A recent study from Stanford University has sparked a debate in the artificial intelligence (AI) community by suggesting that the extraordinary claims of emergent abilities of AI are largely illusory. The findings challenge the perception that AI is developing at an unprecedented rate and exhibits abilities far beyond human understanding.
Some of these extraordinary claims come from the developers of the AI systems themselves. Sundar Pichai, the CEO of Google, claimed on a 60 Minutes segment that Google’s large language model (LLM) AI Bard could translate Bengali, despite not being trained to do so.
Researchers at Microsoft also released a preprint paper titled “Sparks of Artificial General Intelligence: Early experiments with GPT-4” that suggested GPT-4 could “solve novel and difficult tasks…without needing any special prompting.”
The idea that large LLMs like ChatGPT or Bard suddenly gained abilities that they weren’t designed to have already didn’t make sense to AI experts. That’s not how LLMs work.
LLMs are not artificial general intelligence, the term used to describe a system similar to human intelligence that can learn, comprehend and perform various intellectual tasks they weren’t specifically programmed to solve.
Instead, LLMs work by analyzing vast amounts of text data and learning patterns, structures, and relationships within the text. They are trained using deep learning techniques, enabling them to generate human-like responses or predictions based on the context provided.
However, these models cannot produce information they were not exposed to during their training, as their knowledge is solely based on the text data they have processed.
What Explains These Extraordinary Claims?

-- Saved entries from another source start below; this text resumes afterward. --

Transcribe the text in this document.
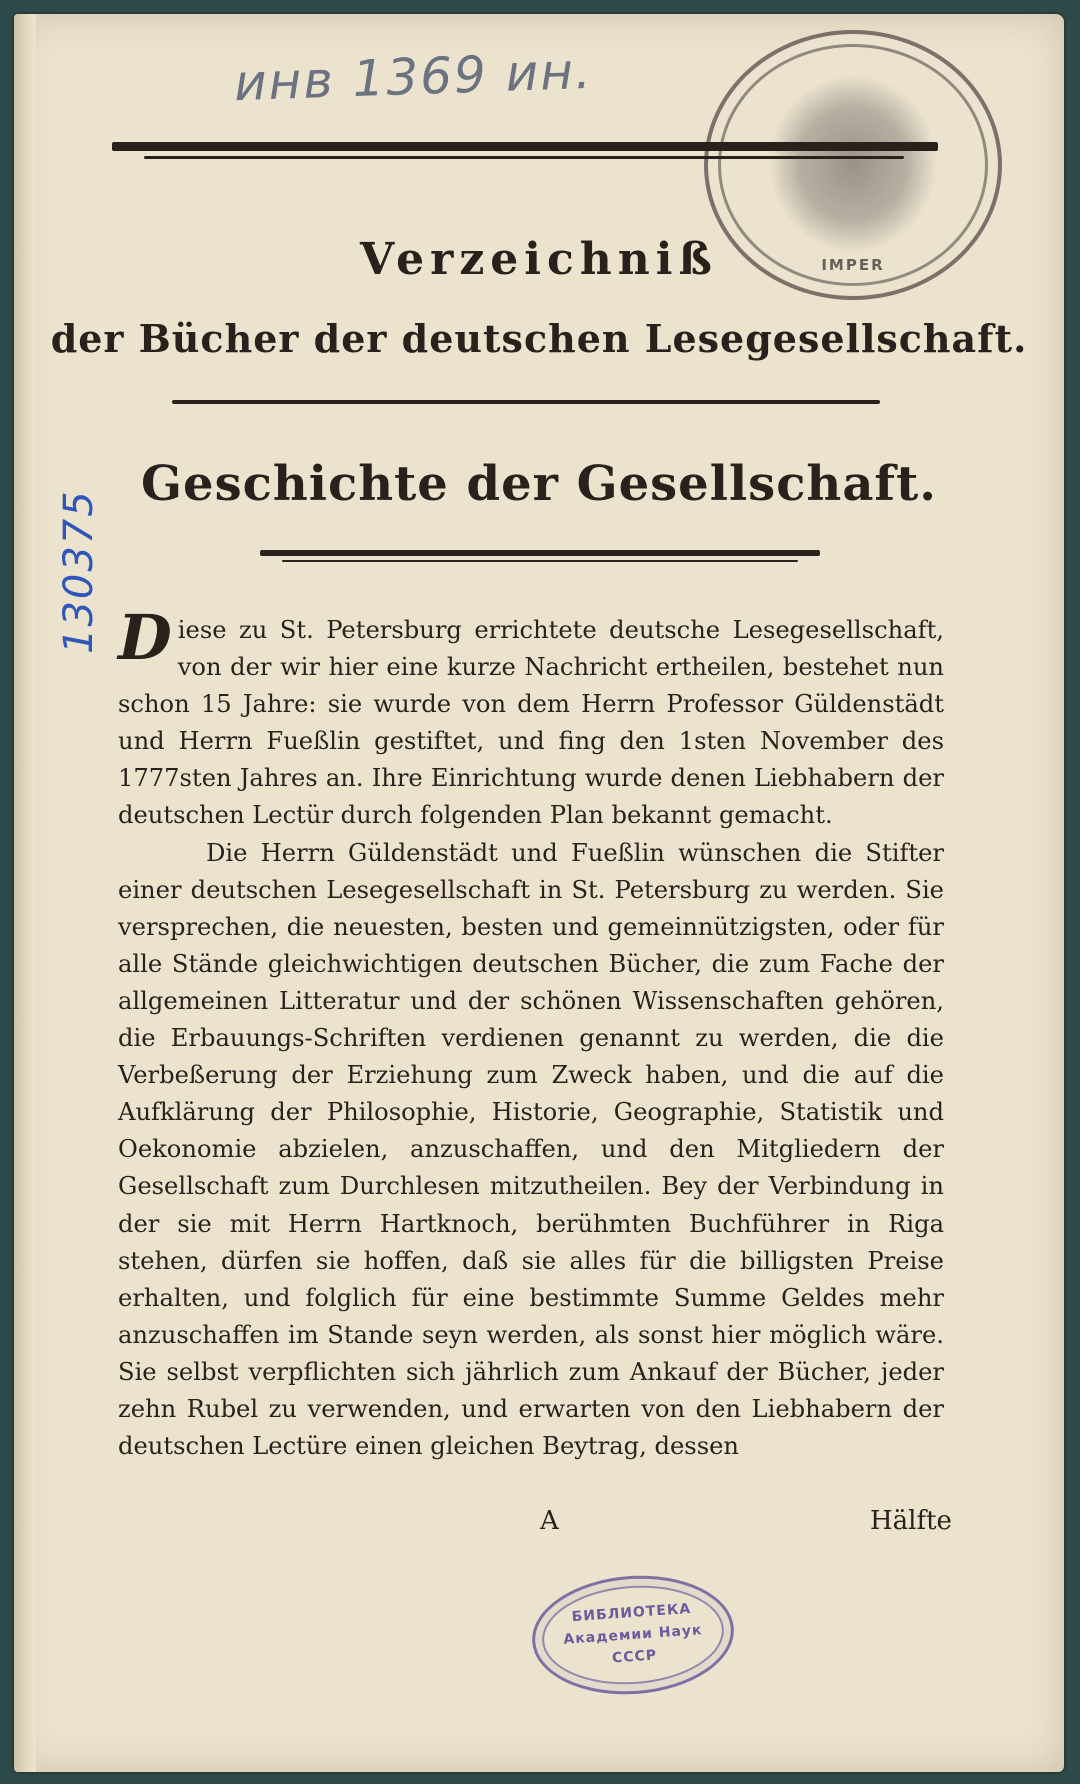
инв 1369 ин.
130375
IMPER
Verzeichniß
der Bücher der deutschen Lesegesellschaft.
Geschichte der Gesellschaft.

Diese zu St. Petersburg errichtete deutsche Lesegesellschaft, von der wir hier eine kurze Nachricht ertheilen, bestehet nun schon 15 Jahre: sie wurde von dem Herrn Professor Güldenstädt und Herrn Fueßlin gestiftet, und fing den 1sten November des 1777sten Jahres an. Ihre Einrichtung wurde denen Liebhabern der deutschen Lectür durch folgenden Plan bekannt gemacht.

Die Herrn Güldenstädt und Fueßlin wünschen die Stifter einer deutschen Lesegesellschaft in St. Petersburg zu werden. Sie versprechen, die neuesten, besten und gemeinnützigsten, oder für alle Stände gleichwichtigen deutschen Bücher, die zum Fache der allgemeinen Litteratur und der schönen Wissenschaften gehören, die Erbauungs-Schriften verdienen genannt zu werden, die die Verbeßerung der Erziehung zum Zweck haben, und die auf die Aufklärung der Philosophie, Historie, Geographie, Statistik und Oekonomie abzielen, anzuschaffen, und den Mitgliedern der Gesellschaft zum Durchlesen mitzutheilen. Bey der Verbindung in der sie mit Herrn Hartknoch, berühmten Buchführer in Riga stehen, dürfen sie hoffen, daß sie alles für die billigsten Preise erhalten, und folglich für eine bestimmte Summe Geldes mehr anzuschaffen im Stande seyn werden, als sonst hier möglich wäre. Sie selbst verpflichten sich jährlich zum Ankauf der Bücher, jeder zehn Rubel zu verwenden, und erwarten von den Liebhabern der deutschen Lectüre einen gleichen Beytrag, dessen

A	Hälfte
БИБЛИОТЕКА
Академии Наук
СССР
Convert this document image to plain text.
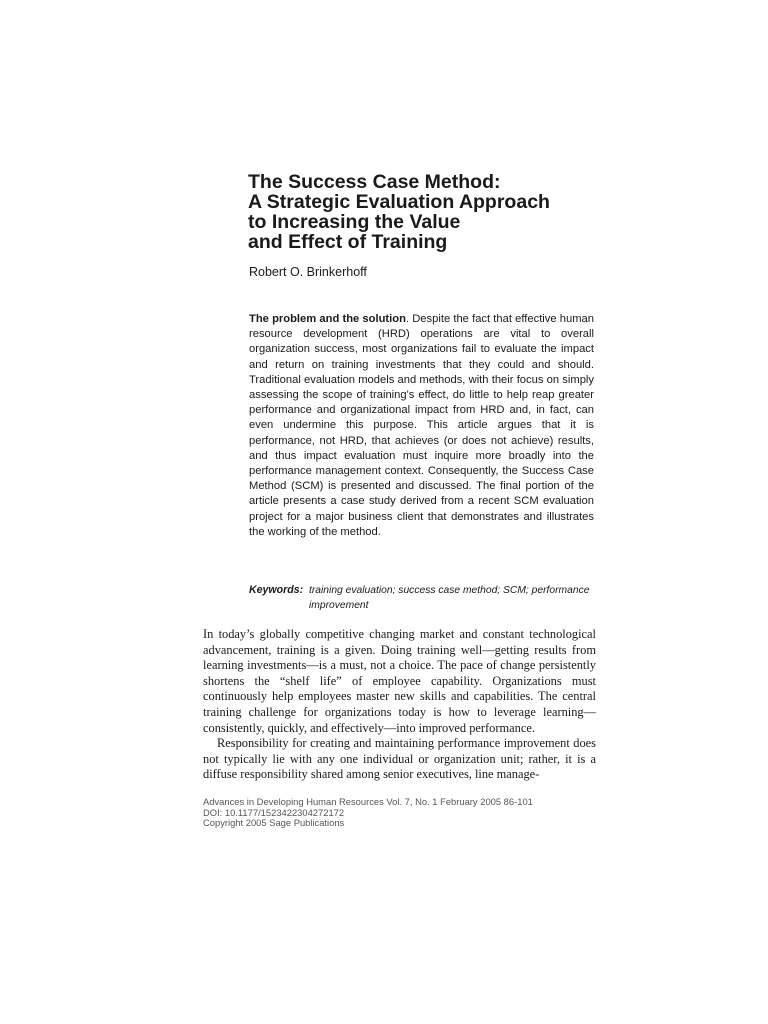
The Success Case Method:
A Strategic Evaluation Approach
to Increasing the Value
and Effect of Training
Robert O. Brinkerhoff

The problem and the solution. Despite the fact that effective human resource development (HRD) operations are vital to overall organization success, most organizations fail to evaluate the impact and return on training investments that they could and should. Traditional evaluation models and methods, with their focus on simply assessing the scope of training's effect, do little to help reap greater performance and organizational impact from HRD and, in fact, can even undermine this purpose. This article argues that it is performance, not HRD, that achieves (or does not achieve) results, and thus impact evaluation must inquire more broadly into the performance management context. Consequently, the Success Case Method (SCM) is presented and discussed. The final portion of the article presents a case study derived from a recent SCM evaluation project for a major business client that demonstrates and illustrates the working of the method.

Keywords: training evaluation; success case method; SCM; performance improvement

In today’s globally competitive changing market and constant technological advancement, training is a given. Doing training well—getting results from learning investments—is a must, not a choice. The pace of change persistently shortens the “shelf life” of employee capability. Organizations must continuously help employees master new skills and capabilities. The central training challenge for organizations today is how to leverage learning—consistently, quickly, and effectively—into improved performance.

Responsibility for creating and maintaining performance improvement does not typically lie with any one individual or organization unit; rather, it is a diffuse responsibility shared among senior executives, line manage-

Advances in Developing Human Resources Vol. 7, No. 1 February 2005 86-101
DOI: 10.1177/1523422304272172
Copyright 2005 Sage Publications
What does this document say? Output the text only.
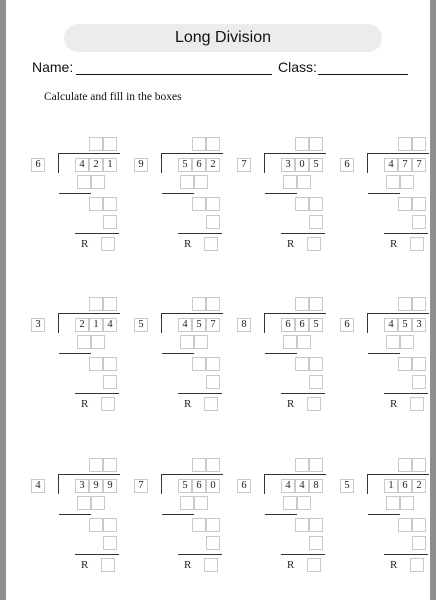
Long Division
Name:	Class:
Calculate and fill in the boxes
6	4 2 1
R
9	5 6 2
R
7	3 0 5
R
6	4 7 7
R
3	2 1 4
R
5	4 5 7
R
8	6 6 5
R
6	4 5 3
R
4	3 9 9
R
7	5 6 0
R
6	4 4 8
R
5	1 6 2
R
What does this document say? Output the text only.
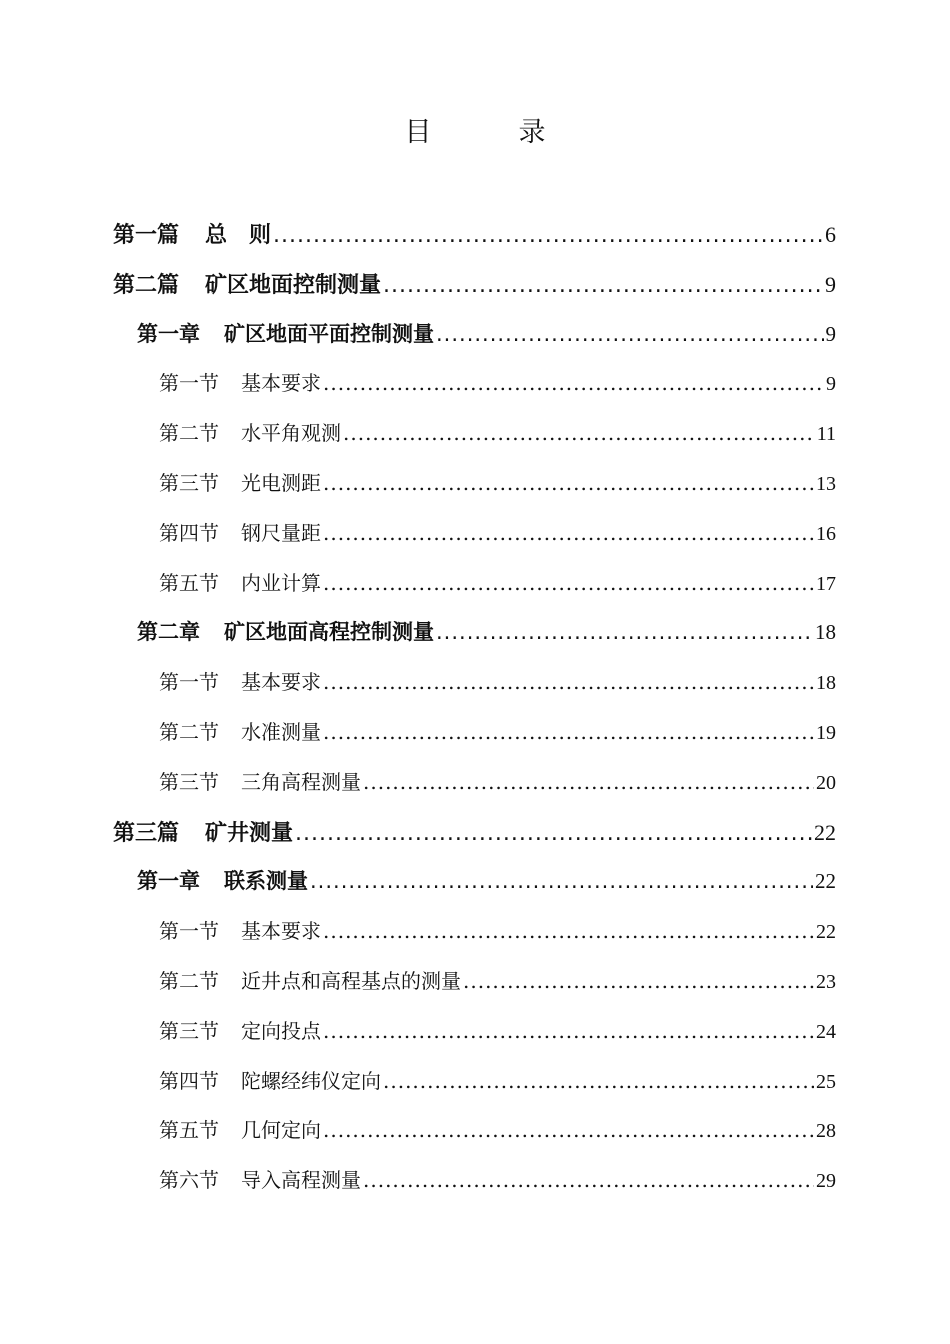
目　录
第一篇 总　则 .....	6
第二篇 矿区地面控制测量 .....	9
第一章 矿区地面平面控制测量 .....	9
第一节 基本要求 .....	9
第二节 水平角观测 .....	11
第三节 光电测距 .....	13
第四节 钢尺量距 .....	16
第五节 内业计算 .....	17
第二章 矿区地面高程控制测量 .....	18
第一节 基本要求 .....	18
第二节 水准测量 .....	19
第三节 三角高程测量 .....	20
第三篇 矿井测量 .....	22
第一章 联系测量 .....	22
第一节 基本要求 .....	22
第二节 近井点和高程基点的测量 .....	23
第三节 定向投点 .....	24
第四节 陀螺经纬仪定向 .....	25
第五节 几何定向 .....	28
第六节 导入高程测量 .....	29
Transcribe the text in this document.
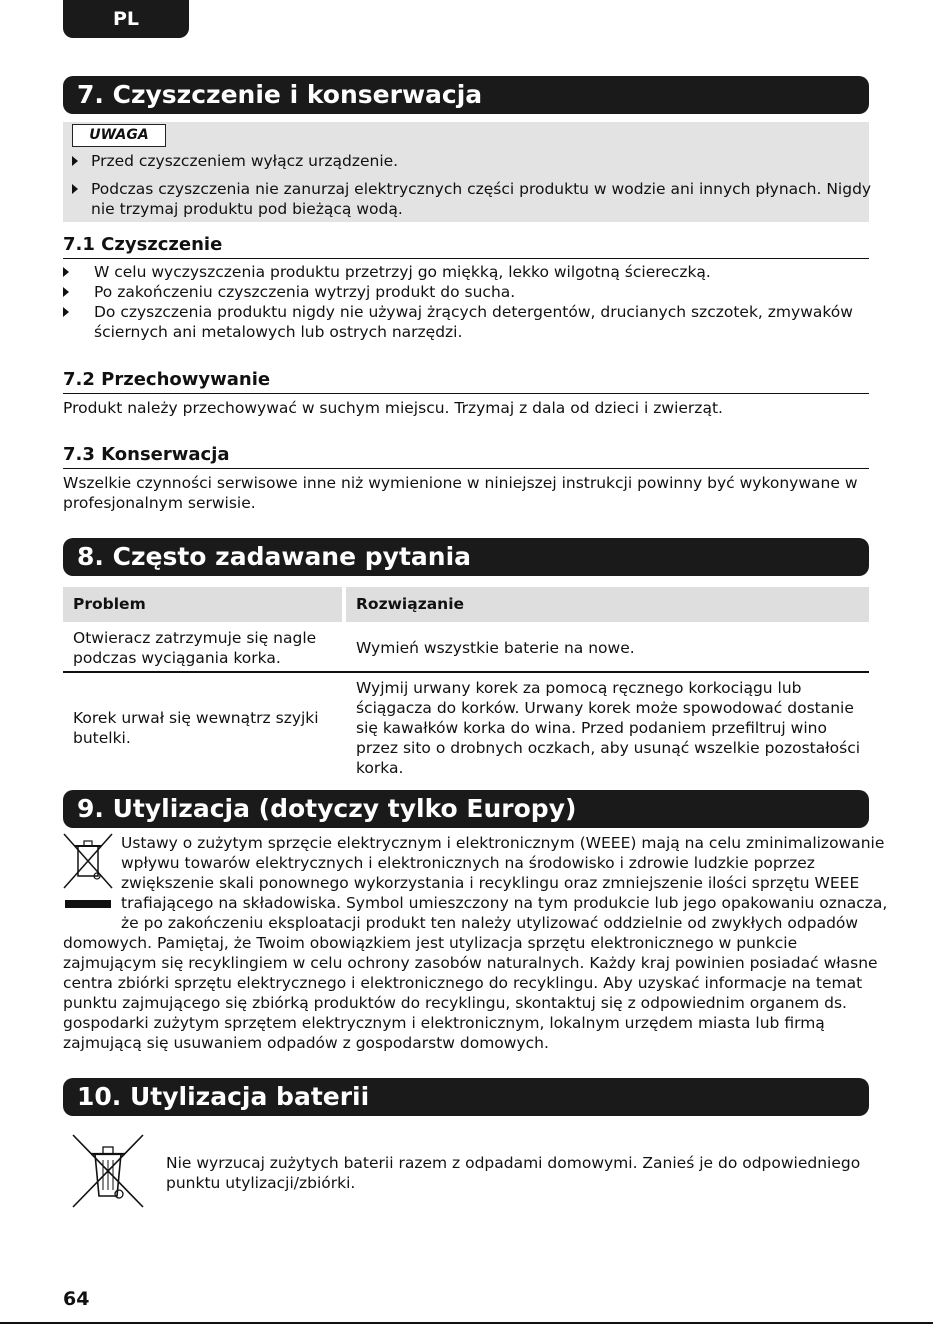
PL
7. Czyszczenie i konserwacja
UWAGA
Przed czyszczeniem wyłącz urządzenie.
Podczas czyszczenia nie zanurzaj elektrycznych części produktu w wodzie ani innych płynach. Nigdy
nie trzymaj produktu pod bieżącą wodą.
7.1 Czyszczenie
W celu wyczyszczenia produktu przetrzyj go miękką, lekko wilgotną ściereczką.
Po zakończeniu czyszczenia wytrzyj produkt do sucha.
Do czyszczenia produktu nigdy nie używaj żrących detergentów, drucianych szczotek, zmywaków
ściernych ani metalowych lub ostrych narzędzi.
7.2 Przechowywanie
Produkt należy przechowywać w suchym miejscu. Trzymaj z dala od dzieci i zwierząt.
7.3 Konserwacja
Wszelkie czynności serwisowe inne niż wymienione w niniejszej instrukcji powinny być wykonywane w
profesjonalnym serwisie.
8. Często zadawane pytania
Problem	Rozwiązanie
Otwieracz zatrzymuje się nagle
podczas wyciągania korka.
Wymień wszystkie baterie na nowe.
Korek urwał się wewnątrz szyjki
butelki.
Wyjmij urwany korek za pomocą ręcznego korkociągu lub
ściągacza do korków. Urwany korek może spowodować dostanie
się kawałków korka do wina. Przed podaniem przefiltruj wino
przez sito o drobnych oczkach, aby usunąć wszelkie pozostałości
korka.
9. Utylizacja (dotyczy tylko Europy)
Ustawy o zużytym sprzęcie elektrycznym i elektronicznym (WEEE) mają na celu zminimalizowanie
wpływu towarów elektrycznych i elektronicznych na środowisko i zdrowie ludzkie poprzez
zwiększenie skali ponownego wykorzystania i recyklingu oraz zmniejszenie ilości sprzętu WEEE
trafiającego na składowiska. Symbol umieszczony na tym produkcie lub jego opakowaniu oznacza,
że po zakończeniu eksploatacji produkt ten należy utylizować oddzielnie od zwykłych odpadów
domowych. Pamiętaj, że Twoim obowiązkiem jest utylizacja sprzętu elektronicznego w punkcie
zajmującym się recyklingiem w celu ochrony zasobów naturalnych. Każdy kraj powinien posiadać własne
centra zbiórki sprzętu elektrycznego i elektronicznego do recyklingu. Aby uzyskać informacje na temat
punktu zajmującego się zbiórką produktów do recyklingu, skontaktuj się z odpowiednim organem ds.
gospodarki zużytym sprzętem elektrycznym i elektronicznym, lokalnym urzędem miasta lub firmą
zajmującą się usuwaniem odpadów z gospodarstw domowych.
10. Utylizacja baterii
Nie wyrzucaj zużytych baterii razem z odpadami domowymi. Zanieś je do odpowiedniego
punktu utylizacji/zbiórki.
64
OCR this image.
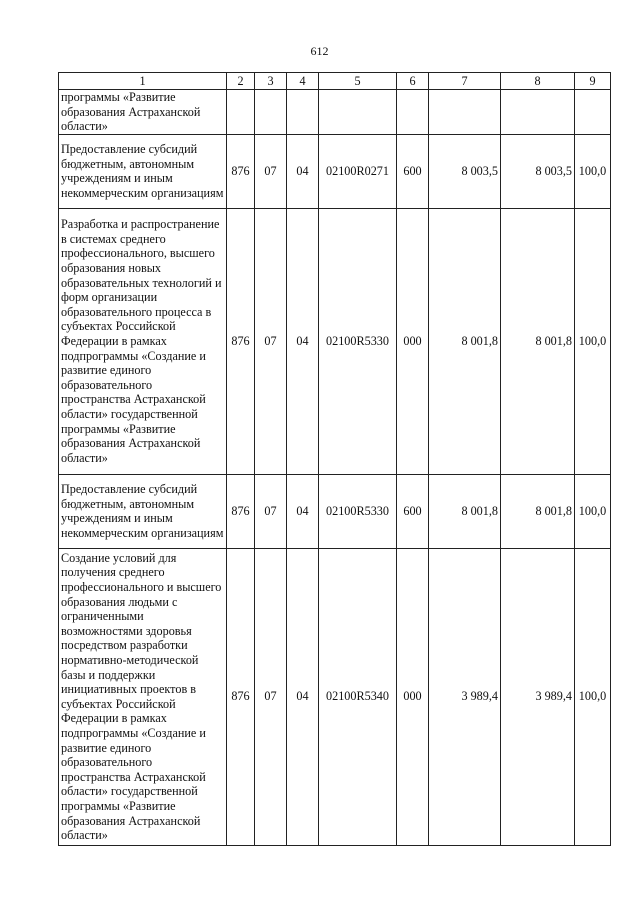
612
1	2	3	4	5	6	7	8	9
программы «Развитие образования Астраханской области»								
Предоставление субсидий бюджетным, автономным учреждениям и иным некоммерческим организациям	876	07	04	02100R0271	600	8 003,5	8 003,5	100,0
Разработка и распространение в системах среднего профессионального, высшего образования новых образовательных технологий и форм организации образовательного процесса в субъектах Российской Федерации в рамках подпрограммы «Создание и развитие единого образовательного пространства Астраханской области» государственной программы «Развитие образования Астраханской области»	876	07	04	02100R5330	000	8 001,8	8 001,8	100,0
Предоставление субсидий бюджетным, автономным учреждениям и иным некоммерческим организациям	876	07	04	02100R5330	600	8 001,8	8 001,8	100,0
Создание условий для получения среднего профессионального и высшего образования людьми с ограниченными возможностями здоровья посредством разработки нормативно-методической базы и поддержки инициативных проектов в субъектах Российской Федерации в рамках подпрограммы «Создание и развитие единого образовательного пространства Астраханской области» государственной программы «Развитие образования Астраханской области»	876	07	04	02100R5340	000	3 989,4	3 989,4	100,0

The study, authored by Rylan Schaeffer, Brando Miranda, and Sanmi Koyejo, examined multiple cases of AI systems displaying novel, unexpected, and impressive abilities.
The researchers focused on the impact of measurement techniques on the perception of AI’s emergent abilities. They found that employing non-linear or discontinuous metrics could lead to AI performance appearing to have sudden, unexpected shifts, which are then mistakenly attributed to emergent capabilities.
In actuality, the performance progression seems consistent, and it seems that the claims of emergent abilities are simply predictable outliers. The researchers added that the problem is likely worsened by not having enough data.
The results changed significantly when linear metrics, such as ‘Token Edit Distance’ and ‘Brier Score’, which output continuous results, were used. When the researchers switched from using non-linear to linear metrics, they observed that the AI model’s progress was more predictable and steady, debunking the supposed “emergent” characteristics of its abilities.
The paper used baseball metrics to explain what’s happening here a bit better. They give the example of using 2 different statistics to gauge a player’s hitting skill: average distance hit and whether the player’s average distance hit is 325 ft or greater.
Both metrics can be helpful, but the continuous metric ‘average distance hit’ provides more insight into a player’s performance, especially for outliers. It will likely be smooth and continuous whereas the other metric will return a non-linear yes or no.
With a non-linear metric, outliers may appear more unusual due to limited data for understanding them, while a continuous metric provides a more comprehensive picture.
The Stanford researchers go on to advise AI researchers to confirm their results with more and better metrics before making extraordinary claims.